General characteristics
- Class & type: LST-542-class tank landing ship
- Displacement: 1,625 long tons (1,651 t) (light); 4,080 long tons (4,145 t) (full (seagoing draft with 1,675 short tons (1,520 t) load); 2,366 long tons (2,404 t) (beaching);
- Length: 328 ft (100 m) oa
- Beam: 50 ft (15 m)
- Draft: Unloaded: 2 ft 4 in (0.71 m) forward; 7 ft 6 in (2.29 m) aft; Full load: 8 ft 3 in (2.51 m) forward; 14 ft 1 in (4.29 m) aft; Landing with 500 short tons (450 t) load: 3 ft 11 in (1.19 m) forward; 9 ft 10 in (3.00 m) aft; Limiting 11 ft 2 in (3.40 m); Maximum navigation 14 ft 1 in (4.29 m);
- Installed power: 2 × 900 hp (670 kW) Electro-Motive Diesel 12-567A diesel engines; 1,800 shp (1,300 kW);
- Propulsion: 1 × Falk main reduction gears; 2 × Propellers;
- Speed: 11.6 kn (21.5 km/h; 13.3 mph)
- Range: 24,000 nmi (44,000 km; 28,000 mi) at 9 kn (17 km/h; 10 mph) while displacing 3,960 long tons (4,024 t)
- Boats & landing craft carried: 2 x LCVPs
- Capacity: 1,600–1,900 short tons (3,200,000–3,800,000 lb; 1,500,000–1,700,000 kg) cargo depending on mission
- Troops: 16 officers, 147 enlisted men
- Complement: 13 officers, 104 enlisted men
- Armament: Varied, ultimate armament; 2 × twin 40 mm (1.57 in) Bofors guns ; 4 × single 40 mm Bofors guns; 12 × 20 mm (0.79 in) Oerlikon cannons;

Service record
- Part of: LST Flotilla 23
- Operations: Assault and occupation of Okinawa Gunto (29 May–30 June 1945)
- Awards: American Campaign Medal; Asiatic–Pacific Campaign Medal; World War II Victory Medal; Navy Occupation Service Medal w/Asia Clasp;

= USS LST-958 =

1944 LST-542-class tank landing ship

USS LST-958 was an in the United States Navy. Like many of her class, she was not named and is properly referred to by her hull designation.

==Construction==
LST-958 was laid down on 3 October 1944, at Hingham, Massachusetts, by the Bethlehem-Hingham Shipyard; launched on 31 October 1944; and commissioned on 25 November 1944.

==Service history==
During World War II, LST-958 was assigned to the Asiatic-Pacific theater and participated in the assault and occupation of Okinawa Gunto in May and June 1945.

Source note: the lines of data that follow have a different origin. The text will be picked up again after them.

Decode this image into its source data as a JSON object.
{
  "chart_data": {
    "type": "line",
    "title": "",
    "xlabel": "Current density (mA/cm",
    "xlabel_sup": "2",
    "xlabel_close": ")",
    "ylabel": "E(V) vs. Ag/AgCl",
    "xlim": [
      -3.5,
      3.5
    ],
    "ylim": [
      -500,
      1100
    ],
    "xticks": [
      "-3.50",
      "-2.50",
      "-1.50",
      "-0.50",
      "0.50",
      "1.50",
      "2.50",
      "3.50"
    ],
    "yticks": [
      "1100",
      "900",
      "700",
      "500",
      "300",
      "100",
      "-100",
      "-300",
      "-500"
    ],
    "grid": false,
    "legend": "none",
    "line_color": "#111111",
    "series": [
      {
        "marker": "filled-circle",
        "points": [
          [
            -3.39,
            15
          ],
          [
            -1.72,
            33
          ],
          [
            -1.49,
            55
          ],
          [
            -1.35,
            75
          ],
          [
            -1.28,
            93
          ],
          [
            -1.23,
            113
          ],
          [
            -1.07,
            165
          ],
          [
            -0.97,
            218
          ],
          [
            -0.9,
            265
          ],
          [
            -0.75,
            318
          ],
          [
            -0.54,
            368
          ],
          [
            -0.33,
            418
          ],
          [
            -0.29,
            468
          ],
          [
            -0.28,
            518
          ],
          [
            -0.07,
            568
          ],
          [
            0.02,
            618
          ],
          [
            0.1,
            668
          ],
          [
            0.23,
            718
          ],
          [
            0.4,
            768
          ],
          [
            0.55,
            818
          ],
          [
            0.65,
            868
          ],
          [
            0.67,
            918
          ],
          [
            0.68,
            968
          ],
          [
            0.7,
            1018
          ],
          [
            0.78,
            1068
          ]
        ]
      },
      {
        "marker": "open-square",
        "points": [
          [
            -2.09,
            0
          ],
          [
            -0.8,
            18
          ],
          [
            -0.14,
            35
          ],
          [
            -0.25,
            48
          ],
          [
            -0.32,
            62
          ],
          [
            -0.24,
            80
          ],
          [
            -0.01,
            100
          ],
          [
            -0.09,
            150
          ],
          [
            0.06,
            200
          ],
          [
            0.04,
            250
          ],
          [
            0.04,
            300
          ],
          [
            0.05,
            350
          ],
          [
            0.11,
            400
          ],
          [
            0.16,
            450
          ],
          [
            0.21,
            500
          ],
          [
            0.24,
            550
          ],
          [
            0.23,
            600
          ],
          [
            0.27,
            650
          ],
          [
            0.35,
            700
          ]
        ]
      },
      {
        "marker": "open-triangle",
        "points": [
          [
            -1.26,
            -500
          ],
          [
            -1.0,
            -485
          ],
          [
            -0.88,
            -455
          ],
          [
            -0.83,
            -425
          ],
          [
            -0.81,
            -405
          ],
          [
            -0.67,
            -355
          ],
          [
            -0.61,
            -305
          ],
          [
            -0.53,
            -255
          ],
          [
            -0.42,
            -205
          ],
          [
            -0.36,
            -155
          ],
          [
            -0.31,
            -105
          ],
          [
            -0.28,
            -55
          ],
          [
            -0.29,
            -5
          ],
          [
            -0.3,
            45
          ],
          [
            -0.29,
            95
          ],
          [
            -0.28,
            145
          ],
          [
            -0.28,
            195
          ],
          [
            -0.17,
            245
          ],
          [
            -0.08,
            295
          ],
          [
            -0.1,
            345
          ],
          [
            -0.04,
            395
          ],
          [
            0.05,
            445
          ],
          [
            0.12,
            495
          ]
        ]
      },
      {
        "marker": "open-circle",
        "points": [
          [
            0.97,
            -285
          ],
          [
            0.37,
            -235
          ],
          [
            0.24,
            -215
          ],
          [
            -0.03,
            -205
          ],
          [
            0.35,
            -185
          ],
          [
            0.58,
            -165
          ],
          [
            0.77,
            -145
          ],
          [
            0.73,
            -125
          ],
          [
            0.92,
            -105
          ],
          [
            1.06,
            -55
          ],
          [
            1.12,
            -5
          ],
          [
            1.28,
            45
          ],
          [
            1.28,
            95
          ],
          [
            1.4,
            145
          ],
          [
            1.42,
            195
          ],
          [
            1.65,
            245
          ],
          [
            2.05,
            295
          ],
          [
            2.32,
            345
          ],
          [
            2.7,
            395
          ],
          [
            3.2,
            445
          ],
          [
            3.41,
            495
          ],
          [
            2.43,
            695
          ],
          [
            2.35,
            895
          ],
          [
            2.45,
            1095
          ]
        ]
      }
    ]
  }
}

Following the war, she performed occupation duty in the Far East until early October 1945. The ship was decommissioned on 14 March 1946, and struck from the Navy list on 28 March, that same year. On 20 December 1946, the tank landing ship was sold.

==Awards==
LST-958 earned one battle star for World War II service.